I always want to do my best whe I'm writing for someone else and I admit to burning myself out a little. To the point where part of my wanted to quit writing for other people and just return to writing my own stuff.
Even up to this very week I've probably been having that thought pervade the back of my mind.
Still, it's always darkest before the dawn, as the saying goes. And hopefully I've gotten passed this particular wave. I say wave because no doubt (pun not intended), at some point, it will happen again and I'll have to fight the same demons again.
I know that because I had a full blown nervous breakdown back in 2005, and once that happens you never fully recover. Whether its the panic attacks that I still get to this very day (sometimes for little, or no, apparent reason) or the moments of anxiety and depression that come over me... I've always fought through to a better place mentally. I have to... I'm not prepared to let it beat me.
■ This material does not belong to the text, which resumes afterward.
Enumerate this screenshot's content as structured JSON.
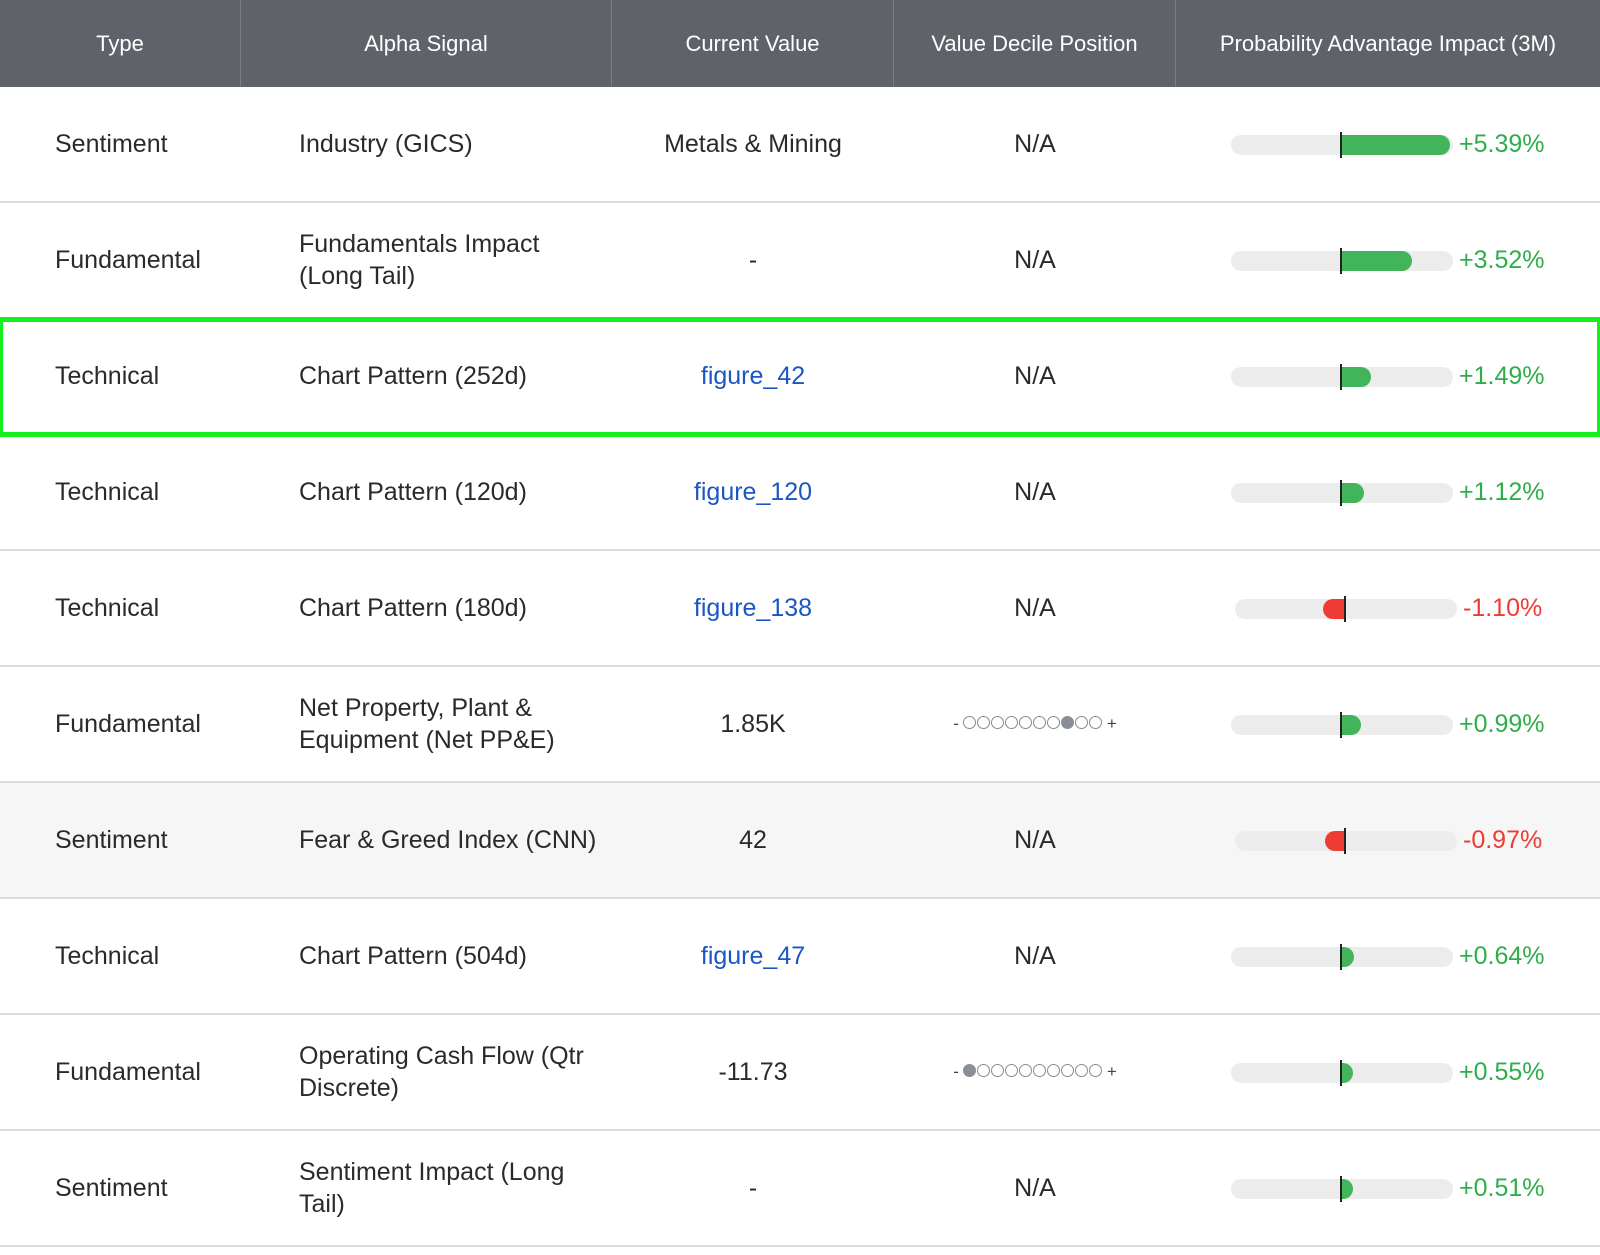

I'm sure we all have doubts about our musical talents on this forum, to one extent or another. It doesn't make you any less of an artist. It's how you handle them that's the thing. Sometimes it's worth "stepping away" for a day/week/month or so. Chill. Do nothing. Let your mind find itself a better place to park. When you come back to what was causing the doubts you'll be in a better state of mind to push them aside and get on with the job at hand - making good music.
Sorry, didn't mean for this to turn into a novel!